With artificial intelligence (AI) becoming prevalent in more and more walks of life, it should not be a surprise to learn that large language models (LLMs) are widely deployed in academic writing too, as confirmed by a study published by Cornell University. ‘Delving into ChatGPT usage in academic writing through excess vocabulary’ by Dmitry Kobak, Rita González Márquez, Emoke-Ágnes Horvát, and Jan Lause have revealed that recent LLMs can generate and revise text with human-level performance, and have been widely commercialised in systems like ChatGPT.
These models come with clear limitations: they can produce inaccurate information, reinforce existing biases, and be easily misused. Yet, many scientists have been using them to assist their scholarly writing. How wide-spread is LLM usage in the academic literature currently? To answer this question, the researchers used an unbiased, large-scale approach, free from any assumptions on academic LLM usage. They analysed over 14mn PubMed abstracts from 2010 to 2024 and created a matrix of word occurrences across these abstracts and calculated the annual frequency of each word. By comparing the observed frequencies in 2023 and 2024 to counterfactual projections based on trends from 2021 and 2022, they identified words with significant increases in usage. These words, termed “excess words,” were then used to gauge the influence of LLMs.
The analysis revealed that certain words, especially stylistic ones like “delves,” “showcasing,” and “underscores,” showed marked increases in frequency, suggesting LLM involvement. The researchers quantified this excess usage with two measures: the excess frequency gap (the difference between observed and expected frequencies) and the excess frequency ratio (the ratio of observed to expected frequencies). They found a substantial rise in the number of excess words in 2024, coinciding with the widespread availability of ChatGPT. This increase was unprecedented, surpassing the vocabulary changes observed during the Covid-19 pandemic.
To estimate the extent of LLM usage, the researchers used the frequency gap of excess words as a lower bound. For example, the word “potential” showed an excess frequency gap, indicating that at least 4% of 2024 abstracts included this word due to LLM influence.
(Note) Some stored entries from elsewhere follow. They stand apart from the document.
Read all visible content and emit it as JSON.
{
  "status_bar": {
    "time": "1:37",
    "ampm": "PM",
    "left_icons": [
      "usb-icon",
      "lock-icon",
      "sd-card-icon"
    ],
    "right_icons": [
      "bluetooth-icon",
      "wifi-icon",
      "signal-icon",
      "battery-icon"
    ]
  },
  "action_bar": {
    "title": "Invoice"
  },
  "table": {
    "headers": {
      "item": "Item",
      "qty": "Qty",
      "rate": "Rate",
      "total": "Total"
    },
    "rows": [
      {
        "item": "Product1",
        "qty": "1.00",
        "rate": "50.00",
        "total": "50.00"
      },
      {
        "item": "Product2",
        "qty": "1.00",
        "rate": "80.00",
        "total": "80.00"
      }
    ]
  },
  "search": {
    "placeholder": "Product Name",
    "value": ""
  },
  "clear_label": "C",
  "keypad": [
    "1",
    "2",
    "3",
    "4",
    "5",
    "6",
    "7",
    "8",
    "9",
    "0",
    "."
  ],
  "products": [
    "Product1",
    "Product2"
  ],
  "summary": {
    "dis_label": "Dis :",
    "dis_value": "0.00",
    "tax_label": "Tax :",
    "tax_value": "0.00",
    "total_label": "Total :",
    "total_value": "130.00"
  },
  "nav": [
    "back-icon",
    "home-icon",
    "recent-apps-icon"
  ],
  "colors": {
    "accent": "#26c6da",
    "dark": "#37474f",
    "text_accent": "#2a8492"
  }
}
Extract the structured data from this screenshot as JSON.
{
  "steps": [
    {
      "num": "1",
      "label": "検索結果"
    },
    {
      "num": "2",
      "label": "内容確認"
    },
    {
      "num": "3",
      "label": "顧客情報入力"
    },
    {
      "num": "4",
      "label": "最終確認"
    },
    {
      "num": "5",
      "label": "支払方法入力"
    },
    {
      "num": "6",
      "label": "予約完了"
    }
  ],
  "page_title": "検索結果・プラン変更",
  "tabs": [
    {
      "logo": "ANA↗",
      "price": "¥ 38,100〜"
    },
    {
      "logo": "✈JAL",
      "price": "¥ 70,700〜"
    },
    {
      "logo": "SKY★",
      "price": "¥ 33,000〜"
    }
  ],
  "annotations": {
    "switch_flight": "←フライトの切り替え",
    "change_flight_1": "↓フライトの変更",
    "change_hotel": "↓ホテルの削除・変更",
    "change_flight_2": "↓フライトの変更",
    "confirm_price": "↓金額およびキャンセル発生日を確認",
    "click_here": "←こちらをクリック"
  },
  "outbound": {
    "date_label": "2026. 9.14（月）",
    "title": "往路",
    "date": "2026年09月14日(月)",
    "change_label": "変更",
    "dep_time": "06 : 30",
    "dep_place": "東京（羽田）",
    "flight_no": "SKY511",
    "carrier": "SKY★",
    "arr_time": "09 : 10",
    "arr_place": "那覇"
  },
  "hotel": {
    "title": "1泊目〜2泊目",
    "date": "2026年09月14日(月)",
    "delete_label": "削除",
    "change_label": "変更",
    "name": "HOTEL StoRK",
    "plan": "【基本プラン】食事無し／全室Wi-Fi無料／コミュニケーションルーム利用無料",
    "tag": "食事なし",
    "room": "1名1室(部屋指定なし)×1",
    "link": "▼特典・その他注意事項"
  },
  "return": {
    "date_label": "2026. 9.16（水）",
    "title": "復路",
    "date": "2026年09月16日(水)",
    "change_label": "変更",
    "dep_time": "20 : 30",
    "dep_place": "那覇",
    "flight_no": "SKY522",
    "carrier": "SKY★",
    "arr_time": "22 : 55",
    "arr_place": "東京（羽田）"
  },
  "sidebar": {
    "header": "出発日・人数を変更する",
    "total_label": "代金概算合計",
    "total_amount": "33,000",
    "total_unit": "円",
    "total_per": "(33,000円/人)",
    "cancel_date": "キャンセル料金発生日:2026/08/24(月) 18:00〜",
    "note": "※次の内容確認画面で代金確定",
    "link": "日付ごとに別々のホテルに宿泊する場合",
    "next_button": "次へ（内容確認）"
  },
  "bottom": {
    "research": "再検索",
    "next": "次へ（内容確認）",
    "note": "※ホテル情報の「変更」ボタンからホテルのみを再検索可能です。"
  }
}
By analysing abstracts containing words with excess usage, the authors obtained a lower bound of 10% for LLM-assisted papers in 2024. This approach provided a robust lower bound, acknowledging that the actual figure could be higher due to some LLM-processed abstracts not containing any tracked excess words.
The research highlights a significant shift in academic writing styles due to the advent of LLMs like ChatGPT. By developing a novel methodology to track excess word usage, the study provides compelling evidence that LLMs have had a notable impact on scientific literature, with at least 10% of recent biomedical abstracts showing signs of AI assistance. This underscores the transformative effect of LLMs on scholarly communication and raises important questions about research integrity and the future of academic writing.
LLMs have been around since the 1990s, but it wasn’t until the 2010s that their use became more popular. They have been used as the basis for AI assistants like Apple’s Siri and ChatGPT. Because of their ability to process vast sets of data there have been attempts to use them to accelerate progress across a range of industries. Early drug discovery is no exception and many AI-led biotechs have released LLM-related announcements.
LLMs are based on deep learning architectures, particularly transformers, which enable them to process and generate text with a high degree of coherence and relevance. LLMs, like GPT-4, are trained on vast amounts of text data from the Internet, books, articles and other sources. This training allows them to learn the complexities of language, including grammar, context and even some level of reasoning and common sense. The latter is a large claim, so scientists are right to be wary.